As an executive in the screening and investigations industry, one of the most interesting moments I experience is when HR leaders tell me they do not see any value in performing criminal background checks. I often equate this with the thought, I’m confident that none of my employees have a criminal record, or I’m comfortable with the risk that my other screening processes would unequivocally rule out the potential for an employee to have a criminal history. When worded like that – this view is cause for at least some concern.
Every organization I have had the pleasure of working for has run, at the bare minimum, a criminal background check. Yet, the consensus amongst some HR professionals is that criminal checks are superfluous and reference checks are sufficient when verifying information. This logic ascribes a great deal of trust to the candidate. In the same way, an insurance company would not trust a prospective client to run their own driver’s abstract, why would an employer consider references provided by a candidate to be fraud proof.
A few hiring managers have made the argument that they can verify references through LinkedIn or Google to ensure these contacts are indeed whom they say they are. For the most part, a candidate will supply the prospective employer with the reference’s name, email and phone number. LinkedIn and Google can only verify that the person works for the said company and for how long they are been there. What failsafe is there in place to verify that the phone number provided is for the candidate’s former/current supervisor?
Depending solely on reference checks places an enormous amount of trust on candidates – it puts the onus for mitigating risk on an external candidate, instead of on the prospective employer. This process assumes that every piece of information the applicant provides is entirely honest and accurate. If this is true, HR should simply hire individuals based on their gut instincts.

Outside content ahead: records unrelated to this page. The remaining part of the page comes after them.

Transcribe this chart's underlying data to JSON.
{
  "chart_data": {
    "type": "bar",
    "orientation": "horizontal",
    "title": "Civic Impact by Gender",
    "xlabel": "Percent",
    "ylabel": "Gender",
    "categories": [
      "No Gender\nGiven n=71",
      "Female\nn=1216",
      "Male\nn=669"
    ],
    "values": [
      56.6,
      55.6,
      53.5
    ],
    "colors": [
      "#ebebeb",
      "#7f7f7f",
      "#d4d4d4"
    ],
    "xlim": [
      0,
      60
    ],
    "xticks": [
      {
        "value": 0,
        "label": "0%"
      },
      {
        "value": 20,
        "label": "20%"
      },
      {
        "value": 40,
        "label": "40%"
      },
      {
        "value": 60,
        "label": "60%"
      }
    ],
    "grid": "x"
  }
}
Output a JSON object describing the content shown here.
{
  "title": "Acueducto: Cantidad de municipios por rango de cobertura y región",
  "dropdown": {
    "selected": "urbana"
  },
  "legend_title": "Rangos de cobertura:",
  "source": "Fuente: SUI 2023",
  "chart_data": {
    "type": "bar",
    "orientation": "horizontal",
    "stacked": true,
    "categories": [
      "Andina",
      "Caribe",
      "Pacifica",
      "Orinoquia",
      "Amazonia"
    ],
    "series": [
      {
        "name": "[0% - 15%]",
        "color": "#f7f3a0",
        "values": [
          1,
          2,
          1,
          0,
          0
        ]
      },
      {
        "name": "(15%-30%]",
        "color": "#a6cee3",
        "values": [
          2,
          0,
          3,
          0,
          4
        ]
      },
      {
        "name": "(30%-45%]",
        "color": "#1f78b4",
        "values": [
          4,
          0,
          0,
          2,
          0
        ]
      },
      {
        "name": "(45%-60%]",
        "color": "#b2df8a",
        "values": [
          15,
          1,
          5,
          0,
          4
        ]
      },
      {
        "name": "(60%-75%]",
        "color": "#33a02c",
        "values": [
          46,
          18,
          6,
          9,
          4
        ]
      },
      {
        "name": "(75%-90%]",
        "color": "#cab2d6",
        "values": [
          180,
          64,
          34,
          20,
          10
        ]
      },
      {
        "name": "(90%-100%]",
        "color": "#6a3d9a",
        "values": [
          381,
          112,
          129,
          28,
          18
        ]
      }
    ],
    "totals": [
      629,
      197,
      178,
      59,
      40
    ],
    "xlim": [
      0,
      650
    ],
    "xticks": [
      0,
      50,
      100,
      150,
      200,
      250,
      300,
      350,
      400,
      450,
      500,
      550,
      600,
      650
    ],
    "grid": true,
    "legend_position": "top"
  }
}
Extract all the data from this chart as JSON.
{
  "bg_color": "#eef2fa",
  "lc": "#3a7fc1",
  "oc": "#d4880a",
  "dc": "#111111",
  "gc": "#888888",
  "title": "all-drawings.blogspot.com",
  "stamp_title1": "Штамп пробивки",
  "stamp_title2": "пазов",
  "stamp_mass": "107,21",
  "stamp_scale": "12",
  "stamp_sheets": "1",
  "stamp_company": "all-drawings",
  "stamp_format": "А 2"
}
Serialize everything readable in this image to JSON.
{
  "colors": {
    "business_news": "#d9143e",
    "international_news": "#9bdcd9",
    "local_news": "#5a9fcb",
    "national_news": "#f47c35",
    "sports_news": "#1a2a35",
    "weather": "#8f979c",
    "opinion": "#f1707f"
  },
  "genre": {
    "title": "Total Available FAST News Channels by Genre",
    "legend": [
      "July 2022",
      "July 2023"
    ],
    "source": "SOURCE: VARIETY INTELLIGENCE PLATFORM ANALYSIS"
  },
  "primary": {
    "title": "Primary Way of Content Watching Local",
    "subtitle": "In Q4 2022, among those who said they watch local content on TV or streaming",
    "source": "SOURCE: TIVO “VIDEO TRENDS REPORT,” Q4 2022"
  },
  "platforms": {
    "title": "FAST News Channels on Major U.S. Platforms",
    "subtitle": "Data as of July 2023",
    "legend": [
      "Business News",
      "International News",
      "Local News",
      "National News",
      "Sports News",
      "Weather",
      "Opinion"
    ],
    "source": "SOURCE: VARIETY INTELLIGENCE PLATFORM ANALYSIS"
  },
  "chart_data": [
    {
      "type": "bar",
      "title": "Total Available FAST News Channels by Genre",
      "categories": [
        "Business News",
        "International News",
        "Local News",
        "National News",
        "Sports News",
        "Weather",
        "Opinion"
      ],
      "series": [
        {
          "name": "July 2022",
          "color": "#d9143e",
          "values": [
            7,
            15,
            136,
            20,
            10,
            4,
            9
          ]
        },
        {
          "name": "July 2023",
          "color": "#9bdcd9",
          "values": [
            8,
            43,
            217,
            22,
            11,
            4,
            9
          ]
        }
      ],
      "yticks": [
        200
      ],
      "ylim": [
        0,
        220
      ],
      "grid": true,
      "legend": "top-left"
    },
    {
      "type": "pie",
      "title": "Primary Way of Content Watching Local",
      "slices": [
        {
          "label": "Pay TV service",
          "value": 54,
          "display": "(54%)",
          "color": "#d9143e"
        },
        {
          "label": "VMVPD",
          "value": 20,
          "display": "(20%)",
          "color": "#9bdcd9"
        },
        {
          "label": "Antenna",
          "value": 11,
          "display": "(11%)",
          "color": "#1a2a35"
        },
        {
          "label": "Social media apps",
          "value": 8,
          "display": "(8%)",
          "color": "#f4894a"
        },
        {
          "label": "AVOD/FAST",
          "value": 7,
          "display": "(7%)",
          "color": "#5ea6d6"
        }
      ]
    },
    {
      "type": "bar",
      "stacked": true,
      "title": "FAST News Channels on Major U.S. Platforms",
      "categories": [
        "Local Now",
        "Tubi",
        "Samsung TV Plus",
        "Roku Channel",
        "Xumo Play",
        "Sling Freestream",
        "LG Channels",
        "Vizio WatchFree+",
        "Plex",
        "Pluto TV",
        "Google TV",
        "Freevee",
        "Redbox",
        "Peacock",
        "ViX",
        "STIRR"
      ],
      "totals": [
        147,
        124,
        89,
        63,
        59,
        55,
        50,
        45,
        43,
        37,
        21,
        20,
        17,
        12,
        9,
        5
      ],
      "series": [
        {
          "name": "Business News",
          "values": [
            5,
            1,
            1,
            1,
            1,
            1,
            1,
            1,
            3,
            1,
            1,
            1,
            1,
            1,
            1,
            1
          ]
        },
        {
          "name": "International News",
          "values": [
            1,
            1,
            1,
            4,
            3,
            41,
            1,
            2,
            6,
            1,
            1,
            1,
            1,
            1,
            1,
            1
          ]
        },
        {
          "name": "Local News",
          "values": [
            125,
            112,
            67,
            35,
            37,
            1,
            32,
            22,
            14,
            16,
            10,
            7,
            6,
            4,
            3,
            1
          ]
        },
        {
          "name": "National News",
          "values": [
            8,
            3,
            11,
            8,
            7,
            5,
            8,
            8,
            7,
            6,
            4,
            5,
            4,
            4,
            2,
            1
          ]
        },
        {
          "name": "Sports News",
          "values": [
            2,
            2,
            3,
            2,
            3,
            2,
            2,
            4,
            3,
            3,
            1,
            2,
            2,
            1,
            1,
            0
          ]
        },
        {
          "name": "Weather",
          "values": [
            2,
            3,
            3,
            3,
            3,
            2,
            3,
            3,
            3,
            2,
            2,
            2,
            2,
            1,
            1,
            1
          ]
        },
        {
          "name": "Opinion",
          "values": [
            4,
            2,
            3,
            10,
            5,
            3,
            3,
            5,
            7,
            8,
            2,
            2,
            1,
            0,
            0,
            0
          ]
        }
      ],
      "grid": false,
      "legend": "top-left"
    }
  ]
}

If the purpose of reference checks is to validate through an objective third party that the candidate is whom they say they are, not a threat to the safety of the prospective employer, and the caliber of their work is in fact up to par – does a reference check ensure all these points?
Canada is an employee-centric culture and the default is to respect the privacy of employees, to be sensitive to their rights, and to trust them until proven otherwise – these are all worthy and admirable staples of our society. However, fraud does exist, employees do fail to disclose information, and candidates do provide fraudulent references. There are employees currently in the workforce with undisclosed criminal records. Wouldn’t you want to know? If the answer is yes, criminal background checks should be the first stop in your screening process.